Macro zng::handler::async_app_hn

source ·
macro_rules! async_app_hn {
    ($($tt:tt)+) => { ... };
}
Expand description

Declare an async clone-move app event handler.

The macro input is a closure with optional clone-move variables, internally it uses async_clmv_fn! so the input is the same syntax.

The handler generates a future for each event, the future is polled immediately if it does not finish it is scheduled to update in on_pre_update or on_update depending on if the handler was assigned to a preview event or not.

Note that this means propagation can only be meaningfully stopped before the first .await, after, the event has already propagated.

§Examples

The example declares an async event handler for the CLICK_EVENT.

CLICK_EVENT.on_event(async_app_hn!(|_, _| {
    println!("Clicked Somewhere!");

    task::run(async {
        println!("In other thread!");
    }).await;

    println!("Back in UI thread, in an app update.");
})).perm();

The closure input is A, Box<dyn AppWeakHandle> for all handlers and A is ClickArgs for this example. Note that if you want to use the event args you must annotate the input type, the context and handle types are inferred.

The handle can be used to unsubscribe the event handler, if unsubscribe is called the handler will be dropped some time before the next event update. Running tasks are not canceled by unsubscribing, the only way to cancel then is by returning early inside the async blocks.

CLICK_EVENT.on_event(async_app_hn!(|args: ClickArgs, handle| {
    println!("Clicked {}!", args.target);
    task::run(async move {
        handle.unsubscribe();
    });
})).perm();

Internally the async_clmv_fn! macro is used so you can clone-move variables into the handler.
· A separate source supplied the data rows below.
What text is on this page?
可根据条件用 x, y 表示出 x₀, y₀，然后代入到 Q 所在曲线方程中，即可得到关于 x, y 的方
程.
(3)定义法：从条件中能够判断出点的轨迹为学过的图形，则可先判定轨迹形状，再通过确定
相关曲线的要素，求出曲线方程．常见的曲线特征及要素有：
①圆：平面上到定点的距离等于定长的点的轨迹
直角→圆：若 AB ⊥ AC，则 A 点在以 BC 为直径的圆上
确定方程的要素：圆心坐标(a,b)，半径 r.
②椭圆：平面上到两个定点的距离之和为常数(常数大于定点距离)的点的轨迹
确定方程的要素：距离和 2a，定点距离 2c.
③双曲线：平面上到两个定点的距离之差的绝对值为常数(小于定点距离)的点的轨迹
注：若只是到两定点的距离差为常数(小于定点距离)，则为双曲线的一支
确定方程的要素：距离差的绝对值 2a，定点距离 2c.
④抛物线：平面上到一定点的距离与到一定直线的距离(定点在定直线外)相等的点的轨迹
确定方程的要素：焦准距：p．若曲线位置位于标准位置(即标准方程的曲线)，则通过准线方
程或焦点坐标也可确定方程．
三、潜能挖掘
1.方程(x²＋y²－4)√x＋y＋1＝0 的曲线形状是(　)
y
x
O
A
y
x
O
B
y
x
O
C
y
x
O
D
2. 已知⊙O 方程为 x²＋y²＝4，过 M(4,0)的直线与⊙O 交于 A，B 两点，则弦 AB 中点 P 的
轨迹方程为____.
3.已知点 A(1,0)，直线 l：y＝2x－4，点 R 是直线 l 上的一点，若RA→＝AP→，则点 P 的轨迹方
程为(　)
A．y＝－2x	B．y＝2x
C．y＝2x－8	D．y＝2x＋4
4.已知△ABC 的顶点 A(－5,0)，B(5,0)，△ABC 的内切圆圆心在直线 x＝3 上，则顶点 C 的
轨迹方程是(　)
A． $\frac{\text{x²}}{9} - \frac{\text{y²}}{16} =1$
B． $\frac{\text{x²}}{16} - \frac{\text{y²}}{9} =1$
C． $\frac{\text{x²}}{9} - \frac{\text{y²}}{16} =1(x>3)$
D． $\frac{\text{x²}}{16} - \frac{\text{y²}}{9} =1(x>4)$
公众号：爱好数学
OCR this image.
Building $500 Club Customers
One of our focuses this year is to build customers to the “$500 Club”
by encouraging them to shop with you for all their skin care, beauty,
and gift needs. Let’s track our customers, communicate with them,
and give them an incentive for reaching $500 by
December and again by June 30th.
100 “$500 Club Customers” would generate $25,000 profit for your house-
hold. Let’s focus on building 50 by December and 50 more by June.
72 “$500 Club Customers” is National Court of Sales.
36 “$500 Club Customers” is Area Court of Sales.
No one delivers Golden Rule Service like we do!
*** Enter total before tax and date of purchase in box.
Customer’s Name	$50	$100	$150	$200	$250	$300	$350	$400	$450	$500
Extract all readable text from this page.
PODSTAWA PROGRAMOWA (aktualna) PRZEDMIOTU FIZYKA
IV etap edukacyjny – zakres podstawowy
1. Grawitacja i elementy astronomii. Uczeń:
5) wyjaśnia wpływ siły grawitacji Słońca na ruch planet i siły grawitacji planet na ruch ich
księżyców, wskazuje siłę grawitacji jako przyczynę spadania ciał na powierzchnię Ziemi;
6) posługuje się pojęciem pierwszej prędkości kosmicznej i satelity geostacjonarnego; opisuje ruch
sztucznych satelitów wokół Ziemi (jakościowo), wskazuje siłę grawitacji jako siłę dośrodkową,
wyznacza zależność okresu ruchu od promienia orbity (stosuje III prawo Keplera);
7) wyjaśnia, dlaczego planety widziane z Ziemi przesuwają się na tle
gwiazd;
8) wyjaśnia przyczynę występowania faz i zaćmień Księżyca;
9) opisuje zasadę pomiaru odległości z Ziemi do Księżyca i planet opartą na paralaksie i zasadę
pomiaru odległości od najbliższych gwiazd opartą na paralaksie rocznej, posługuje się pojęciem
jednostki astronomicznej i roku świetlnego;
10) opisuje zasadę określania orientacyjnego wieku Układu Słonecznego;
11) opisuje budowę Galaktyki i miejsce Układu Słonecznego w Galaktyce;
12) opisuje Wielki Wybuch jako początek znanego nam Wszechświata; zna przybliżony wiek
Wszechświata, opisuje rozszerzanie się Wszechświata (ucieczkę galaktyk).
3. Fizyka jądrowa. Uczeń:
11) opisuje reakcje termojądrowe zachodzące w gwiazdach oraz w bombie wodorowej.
let status = var("pending..".to_txt());

CLICK_EVENT.on_event(async_app_hn!(status, |args: ClickArgs, _| {
    status.set(formatx!("processing {}..", args.target));

    task::run(async move {
        println!("do something slow");
    }).await;

    status.set(formatx!("finished {}", args.target));
})).perm();

// can still use after:
let text = status;

In the example above only a clone of status is moved into the handler. Note that handlers always capture by move, if status was not listed in the clone-move section it would not be available after the handler is created. See async_clmv_fn! for details.

§Futures and Clone-Move

You may want to always clone-move captures for async handlers, because they then automatically get cloned again for each event. This needs to happen because you can have more then one handler task running at the same type, and both want access to the captured variables.

This second cloning can be avoided by using the async_hn_once! macro instead, but only if you expect a single event.